\section{Preprocessing Details}
\label{sec:appendix_preproc}

All datasets were converted into a unified slice-based format to enable consistent evaluation across models and modalities. For CT datasets, images were first windowed using clinically standard ranges (e.g., soft-tissue windowing with level--width of 40/400 for abdominal CT and lung windowing of $-600/1500$ for thoracic CT) before clipping and rescaling to $[0,255]$. MRI volumes were normalized by extracting the intensity values between the 0.5th and 99.5th percentiles within each volume and linearly rescaling this clipped range to $[0,255]$, ensuring robustness to modality-specific dynamic range differences. Ultrasound images were min--max normalized per sequence and similarly rescaled to $[0,255]$. Endoscopy datasets provided color-coded semantic masks, which were converted into per-class binary masks via RGB-to-class lookup. No smoothing, interpolation, or artifact removal was applied. {All inputs are provided at native resolution and internally resized by the official code before encoding ($1024\times1024$); we follow the authors' released inference pipelines to ensure a faithful and reproducible comparison.
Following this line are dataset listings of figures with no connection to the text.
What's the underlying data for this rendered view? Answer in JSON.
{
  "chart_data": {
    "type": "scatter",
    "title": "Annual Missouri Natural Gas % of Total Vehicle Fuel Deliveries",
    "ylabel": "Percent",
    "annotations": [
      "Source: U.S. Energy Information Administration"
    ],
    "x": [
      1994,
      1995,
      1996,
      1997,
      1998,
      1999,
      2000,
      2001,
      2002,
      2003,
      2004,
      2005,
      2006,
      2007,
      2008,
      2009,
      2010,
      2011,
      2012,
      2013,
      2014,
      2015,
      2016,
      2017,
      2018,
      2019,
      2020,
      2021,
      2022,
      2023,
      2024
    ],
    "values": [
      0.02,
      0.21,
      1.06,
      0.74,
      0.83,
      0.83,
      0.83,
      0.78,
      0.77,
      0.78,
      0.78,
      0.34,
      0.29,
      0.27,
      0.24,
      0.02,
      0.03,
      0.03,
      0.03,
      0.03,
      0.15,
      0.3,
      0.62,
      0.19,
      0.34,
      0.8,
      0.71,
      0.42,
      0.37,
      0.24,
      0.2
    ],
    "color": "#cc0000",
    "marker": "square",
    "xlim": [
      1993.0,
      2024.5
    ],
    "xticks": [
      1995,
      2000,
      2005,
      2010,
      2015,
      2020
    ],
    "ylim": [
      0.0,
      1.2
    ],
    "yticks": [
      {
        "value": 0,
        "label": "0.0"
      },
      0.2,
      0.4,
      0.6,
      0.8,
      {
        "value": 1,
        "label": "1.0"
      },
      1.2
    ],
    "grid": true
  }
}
This standardized preprocessing ensures consistent inputs across modalities, with any model-specific resizing handled internally by the official pipelines.}

All experiments use publicly released checkpoints without any fine-tuning. For SAM~2, we use the SAM~2.1 Hiera-B+ checkpoint. The SAM~3 release does not specify multiple model variants in the paper, and we therefore adopt the standard configuration provided by the authors. All evaluations were performed on NVIDIA H100 GPUs.